Christmas With Joe – Part Six Of Seven

Herb’s Blog, Herbdate 22605 – 919

Here’s the haps:

In 2007 I originally wrote a series of 4 posts about how I imagined Joseph may have seen things. In 2010 I took it down and fleshed it out to a total of 7chapters. A couple are over 2,000 words and one of them is over 3,000. The first 4 are pretty much the originals and number four is scheduled for Christmas Day. I am going to post the whole 7 chapters this week.


Joseph’s First Christmas
Part 6 of 7

The large Hebrew-speaking communities just across the Sihon River are considered Egyptian territory even though everything is under Rome.  It only matters that you will be out of Herod’s jurisdiction.  While the trip was rough and dangerous you were able to make it quickly.  You are thankful that these communities are well-established and not only have synagogues but a temple as well.  It seems odd to you that the Messiah, the Deliverer, he who would, “save his people from their sins,” would be running to the very country the people had fled from with Moses.

It is relatively simple for you to set up shop anywhere and here is no exception.  As travelers come through, they fill you in on the details of what happened that night you fled.  It would appear that Herod became exceedingly angry when the kings from the east had disappeared in the desert.  He felt as though he was being mocked.  Having obtained some useful information from them while they were with him he knew they had to go to Bethlehem.  He also knew from what they said that the child had to be two years old or younger.  And he was efficient.  He sent his soldiers into Bethlehem and all the surrounding areas and told them to kill every male child from birth to two years old with a sword.  You are told that the weeping and crying of the mothers could be heard for miles and miles.  What a reprehensible villain.  Could a man be any more evil?  He is as bad as Pharaoh killing all the Hebrew boy babies and perhaps even worse.

You and Mary mourn and sorrow at the same time you are thankful.  But your weepings and fastings and sadness turn into a kind of peaceful joy with little Jesus around and soon you find yourselves laughing again.  He has been pulling himself up on furniture for a while and when that grand and glorious day comes that he toddles to you in his first few steps, you find yourselves clapping wildly and praising him.
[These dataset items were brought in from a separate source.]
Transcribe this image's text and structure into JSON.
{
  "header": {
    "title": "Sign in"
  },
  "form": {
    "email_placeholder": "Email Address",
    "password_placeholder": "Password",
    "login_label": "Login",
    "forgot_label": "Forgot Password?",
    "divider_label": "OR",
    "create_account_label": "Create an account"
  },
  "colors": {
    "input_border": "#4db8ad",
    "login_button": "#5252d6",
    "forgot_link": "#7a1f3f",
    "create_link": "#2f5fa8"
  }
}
Your business does well and you feel blessed, but you long for the day that you can go back to your own country.  While you are in a community of Jews, you often deal with Egyptians as well as other strangers passing through from different lands.  As Jesus grows, he becomes very inquisitive and is constantly asking questions about everything around him.  Sometimes he embarrasses you with the things he asks, but you know that it is because he is so astoundingly smart.  The rabbi has said that he could, and should, start school earlier than usual, but you are unsure as to what to do on this matter because you really don’t want to raise him among the Egyptians if you can help it.  But you know that the rabbi is a good man and Jesus must be taught and raised up in the right way so after you have prayed about it you decide it would be okay for Jesus to go to the school here.
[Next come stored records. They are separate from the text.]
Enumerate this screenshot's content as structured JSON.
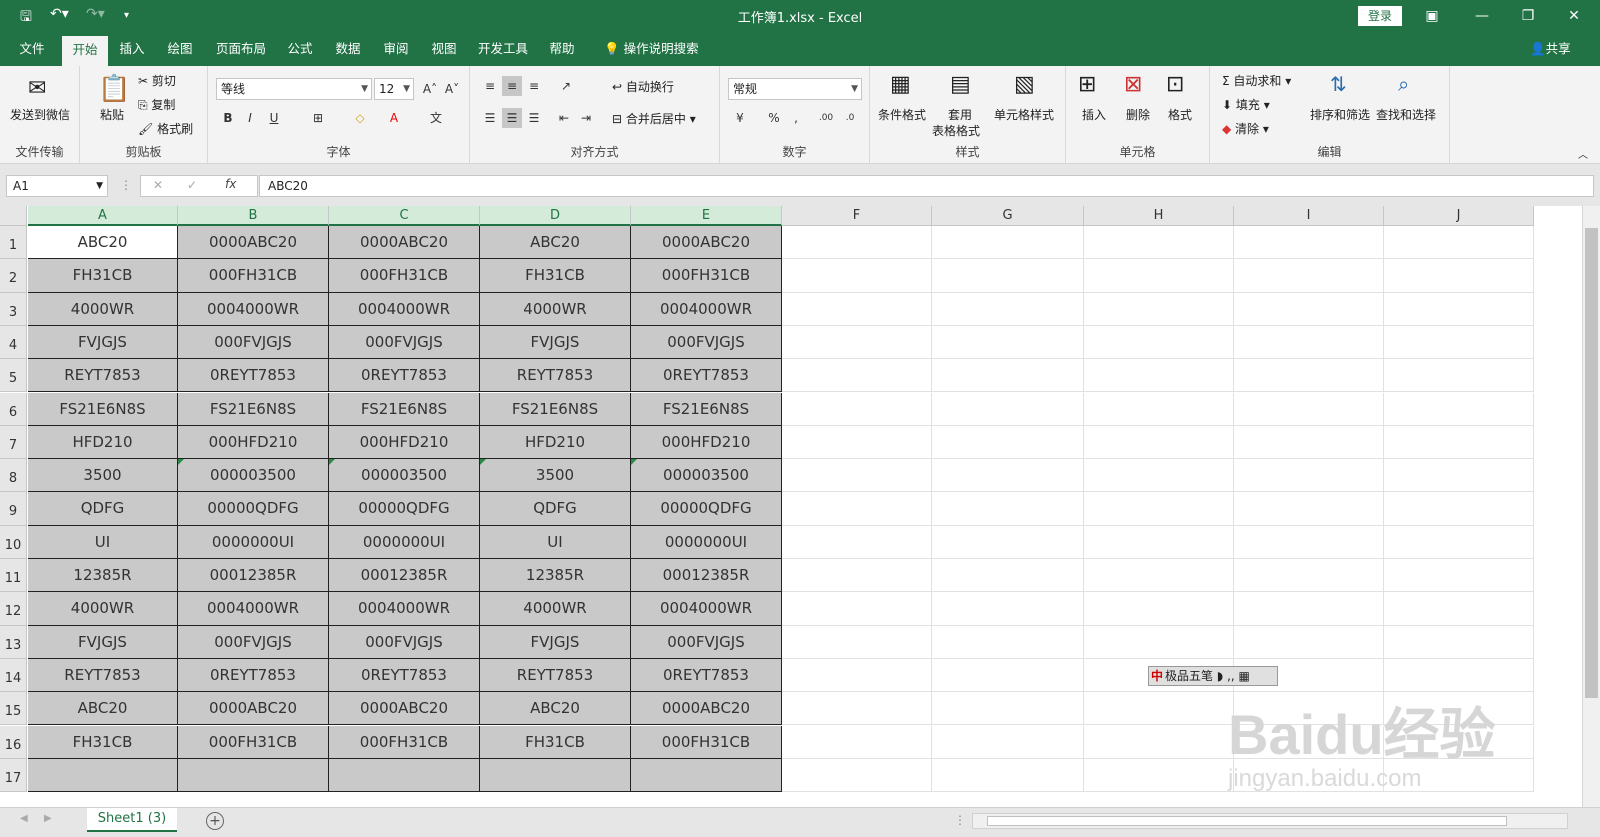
{
  "title": "工作簿1.xlsx  -  Excel",
  "login_label": "登录",
  "share_label": "共享",
  "tabs": [
    "文件",
    "开始",
    "插入",
    "绘图",
    "页面布局",
    "公式",
    "数据",
    "审阅",
    "视图",
    "开发工具",
    "帮助"
  ],
  "active_tab": "开始",
  "search_label": "操作说明搜索",
  "ribbon": {
    "wechat": {
      "button": "发送到微信",
      "group": "文件传输"
    },
    "clipboard": {
      "paste": "粘贴",
      "cut": "剪切",
      "copy": "复制",
      "painter": "格式刷",
      "group": "剪贴板"
    },
    "font": {
      "name": "等线",
      "size": "12",
      "bold": "B",
      "italic": "I",
      "underline": "U",
      "group": "字体"
    },
    "align": {
      "wrap": "自动换行",
      "merge": "合并后居中",
      "group": "对齐方式"
    },
    "number": {
      "format": "常规",
      "group": "数字"
    },
    "styles": {
      "conditional": "条件格式",
      "table1": "套用",
      "table2": "表格格式",
      "cell": "单元格样式",
      "group": "样式"
    },
    "cells": {
      "insert": "插入",
      "delete": "删除",
      "format": "格式",
      "group": "单元格"
    },
    "editing": {
      "autosum": "自动求和",
      "fill": "填充",
      "clear": "清除",
      "sort": "排序和筛选",
      "find": "查找和选择",
      "group": "编辑"
    }
  },
  "name_box": "A1",
  "formula": "ABC20",
  "columns": [
    "A",
    "B",
    "C",
    "D",
    "E",
    "F",
    "G",
    "H",
    "I",
    "J"
  ],
  "rows": [
    "1",
    "2",
    "3",
    "4",
    "5",
    "6",
    "7",
    "8",
    "9",
    "10",
    "11",
    "12",
    "13",
    "14",
    "15",
    "16",
    "17"
  ],
  "cells": [
    [
      "ABC20",
      "0000ABC20",
      "0000ABC20",
      "ABC20",
      "0000ABC20"
    ],
    [
      "FH31CB",
      "000FH31CB",
      "000FH31CB",
      "FH31CB",
      "000FH31CB"
    ],
    [
      "4000WR",
      "0004000WR",
      "0004000WR",
      "4000WR",
      "0004000WR"
    ],
    [
      "FVJGJS",
      "000FVJGJS",
      "000FVJGJS",
      "FVJGJS",
      "000FVJGJS"
    ],
    [
      "REYT7853",
      "0REYT7853",
      "0REYT7853",
      "REYT7853",
      "0REYT7853"
    ],
    [
      "FS21E6N8S",
      "FS21E6N8S",
      "FS21E6N8S",
      "FS21E6N8S",
      "FS21E6N8S"
    ],
    [
      "HFD210",
      "000HFD210",
      "000HFD210",
      "HFD210",
      "000HFD210"
    ],
    [
      "3500",
      "000003500",
      "000003500",
      "3500",
      "000003500"
    ],
    [
      "QDFG",
      "00000QDFG",
      "00000QDFG",
      "QDFG",
      "00000QDFG"
    ],
    [
      "UI",
      "0000000UI",
      "0000000UI",
      "UI",
      "0000000UI"
    ],
    [
      "12385R",
      "00012385R",
      "00012385R",
      "12385R",
      "00012385R"
    ],
    [
      "4000WR",
      "0004000WR",
      "0004000WR",
      "4000WR",
      "0004000WR"
    ],
    [
      "FVJGJS",
      "000FVJGJS",
      "000FVJGJS",
      "FVJGJS",
      "000FVJGJS"
    ],
    [
      "REYT7853",
      "0REYT7853",
      "0REYT7853",
      "REYT7853",
      "0REYT7853"
    ],
    [
      "ABC20",
      "0000ABC20",
      "0000ABC20",
      "ABC20",
      "0000ABC20"
    ],
    [
      "FH31CB",
      "000FH31CB",
      "000FH31CB",
      "FH31CB",
      "000FH31CB"
    ],
    [
      "",
      "",
      "",
      "",
      ""
    ]
  ],
  "sheet_tab": "Sheet1 (3)",
  "ime_label": "极品五笔",
  "watermark": "Baidu经验",
  "watermark_url": "jingyan.baidu.com",
  "colors": {
    "brand": "#217346",
    "selection_fill": "#c9c9c9"
  }
}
You often go to your workshop to pray.  You used to go alone, but now little Jesus follows you everywhere and watches everything you do and tries to copy it.  He kneels and faces Jerusalem and raises his hands exactly the way you do and says everything you say.  You feel humbled at the awesome responsibility a parent has.  No wonder the Scripture enjoins you to begin his education early and diligently.  He does everything he sees you do. 
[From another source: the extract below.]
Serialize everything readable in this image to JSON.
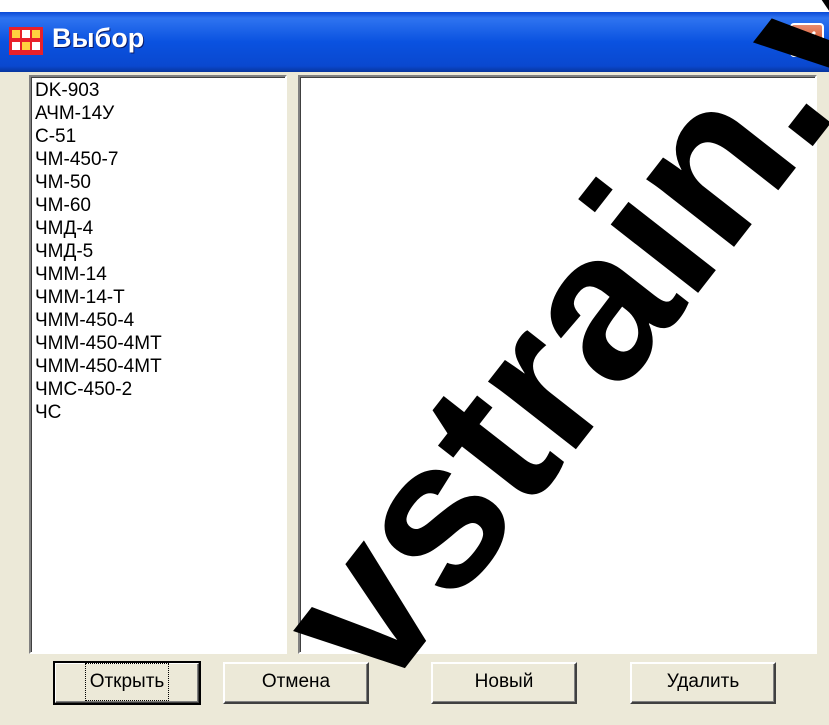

Yes, he must go to the synagogue school no matter what land it is in.  You see that now and realize you should have seen it all along.  You begin to recite the Shema and are humbled to hear how well Jesus has learned it.  You listen to his young voice begin, “Hear, O Israel: The LORD our God is one LORD: And thou shalt love the LORD thy God with all thine heart, and with all thy soul, and with all thy might…”

Finally one evening an angel appears to you again in a dream and tells you, “Take the young child and his mother, and go into the land of Israel: for they are dead which sought the young child’s life.”  And so you begin to prepare for your departure, though not as hastily this time.  Travelers coming through, bringing news, tell you the awful details of Herod’s last days and his ugly death.  You hear that Archelaus is ruling in Judea in his father’s stead and are warned in a dream to take the child into Galilee and you head back to Nazareth.

9 Comments

  1. Every December 28th, the Catholic Church recognizes those murdered children in the Feast of the Holy Innocents. Good stuff here.